Clare Locke Sees Partner Exodus After Fox Defamation Case Win

Aug. 3, 2023, 5:30 PM UTC

Four non-equity partners gave their notice Thursday at Clare Locke, a boutique firm of 17 lawyers that was co-counsel to Dominion Voting Systems Inc. in a landmark $787.5 million defamation settlement this year.

Megan Meier and Daniel Watkins confirmed they are leaving the Alexandria, Va.-based firm, along with partners Andrew Phillips and Dustin Pusch, to form Meier Watkins Phillips Pusch. Watkins said they were inspired to launch their own firm by the “entrepreneurial spirit” of Clare Locke’s founders.

Clare Locke was founded in 2014 by former Kirkland & Ellis partners Thomas Clare and Elizabeth “Libby” Locke, currently the firm’s only equity partners.
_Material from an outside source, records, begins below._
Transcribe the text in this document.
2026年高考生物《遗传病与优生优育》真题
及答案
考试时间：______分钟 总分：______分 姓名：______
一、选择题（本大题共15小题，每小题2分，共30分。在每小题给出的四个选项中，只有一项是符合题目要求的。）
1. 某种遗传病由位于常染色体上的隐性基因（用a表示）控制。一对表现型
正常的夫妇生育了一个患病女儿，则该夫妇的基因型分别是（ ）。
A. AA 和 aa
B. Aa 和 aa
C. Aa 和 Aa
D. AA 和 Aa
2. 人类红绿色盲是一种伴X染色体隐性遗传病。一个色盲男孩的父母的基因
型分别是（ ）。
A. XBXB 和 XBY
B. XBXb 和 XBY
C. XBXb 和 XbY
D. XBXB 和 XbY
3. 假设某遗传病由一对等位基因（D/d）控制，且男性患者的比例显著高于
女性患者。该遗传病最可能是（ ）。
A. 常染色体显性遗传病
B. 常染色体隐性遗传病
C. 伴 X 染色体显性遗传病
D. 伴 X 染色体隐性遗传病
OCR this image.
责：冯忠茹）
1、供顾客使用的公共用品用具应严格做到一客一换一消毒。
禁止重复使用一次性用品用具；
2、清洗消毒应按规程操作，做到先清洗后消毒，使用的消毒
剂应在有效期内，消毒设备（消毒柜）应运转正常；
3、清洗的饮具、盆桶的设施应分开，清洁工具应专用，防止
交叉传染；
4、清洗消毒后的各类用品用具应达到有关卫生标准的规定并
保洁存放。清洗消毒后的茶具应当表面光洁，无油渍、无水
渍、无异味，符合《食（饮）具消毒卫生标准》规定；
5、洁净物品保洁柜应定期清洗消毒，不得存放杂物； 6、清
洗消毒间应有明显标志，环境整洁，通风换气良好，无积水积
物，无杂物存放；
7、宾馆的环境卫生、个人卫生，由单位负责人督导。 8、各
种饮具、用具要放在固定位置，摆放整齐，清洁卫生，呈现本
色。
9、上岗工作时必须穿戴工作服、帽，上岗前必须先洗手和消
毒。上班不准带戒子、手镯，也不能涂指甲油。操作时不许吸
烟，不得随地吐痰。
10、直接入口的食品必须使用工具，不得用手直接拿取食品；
The pair said in an internal communication to Clare Locke’s staffers that the firm “is well positioned for an orderly transition, and our ongoing plans to continue adding attorneys to serve our rapidly growing client base remains unchanged.”

Clare Locke is losing more than half of its partnership.

“We wish our colleagues much continued success in the defamation bar, where smaller firms are needed to take on matters of significant importance for clients of all resources,” Clare and Locke said.

Clare and Locke, who are married, are among the most high-profile lawyers in the defamation and media law space, known for their work on behalf of notable—and controversial—clients such as WeWork Inc. boss Adam Neumann and former NBC News personality Matt Lauer.

The duo also scored a $3 million jury verdict against Rolling Stone over false claims made in a 2014 story by the magazine about campus culture at the University of Virginia.

New Firm

Public records show that Meier Watkins Phillips Pusch was registered as a limited liability partnership in early June. The new firm also has a website.

The new Washington-based shop is keen on establishing itself as a defamation law powerhouse representing clients on both sides of the US political aisle, although not necessarily across the entire political spectrum, Meier said.

Meier and Phillips are former Kirkland associates who helped start Clare Locke nearly a decade ago. Watkins, who made partner in 2021, joined the firm five years prior after working as an associate at Williams Mullen and Norton Rose Fulbright. Pusch was hired by Clare Locke in 2015 and made partner last year.

Three of the exiting Clare Locke partners were involved in representing Dominion in its historic settlement with Fox Corp.’s Fox News just before trial. Dominion’s legal team in that dispute included litigators from Clare Locke, Susman Godfrey, and Delaware’s Farnan.

The legal fees from that deal haven’t been disclosed, but any awards to plaintiffs’ firms in the litigation would’ve likely been substantial, particularly for Clare and Locke. The only non-equity partner not leaving the firm is Joseph Oliveri, a former associate and partner at Kirkland who has been with Clare Locke since its creation and is now based in Knoxville, Tenn.

Meier and Watkins also worked with Clare Locke’s name partners in securing a $26 million defamation verdict in 2019 against Puma Biotechnology Inc. on behalf of Republican donor Fredric Eshelman, who alleged he was maligned in a proxy fight. The US Court of Appeals for the Fourth Circuit ultimately unwound that judgment, which settled this year for $16 million.

Meier secured a nearly $3.4 million settlement from the Southern Poverty Law Center in 2018 on behalf of Islamic activist and reformer Maajid Nawaz.

Phillips is representing Chinese American scientist Yanping Chen in a case that could have ramifications for how journalists protect the identity of anonymous sources. Marvel star Jonathan Majors has turned to Pusch to fight allegations of abusive behavior by the actor.

Watkins has within the past year been representing a company called Kytch Inc. in a $900 million lawsuit against McDonald’s Corp. Kytch, which made a device that fixed the fast-food giant’s ice cream machines, claims McDonald’s crushed its business by reverse engineering its own competing product.

Clare Locke has previously recruited new legal talent to offset departures. The firm earlier this year hired counsel Jered Ede from Project Veritas, where he spent more than two years as chief legal officer for the conservative activist group. Ede came aboard less than a year after former Clare Locke counsel Daniel Mauler left the firm to become general counsel for Heritage Action for America, a political advocacy group affiliated with The Heritage Foundation.

Mauler, who this month took over as the top lawyer for the conservative think tank, in a statement posted to LinkedIn last year called his former Clare Locke colleagues the “best and most fearsome defamation attorneys in the nation.”

Mauler didn’t immediately respond to a request for comment about the departure of his former colleagues at Clare Locke.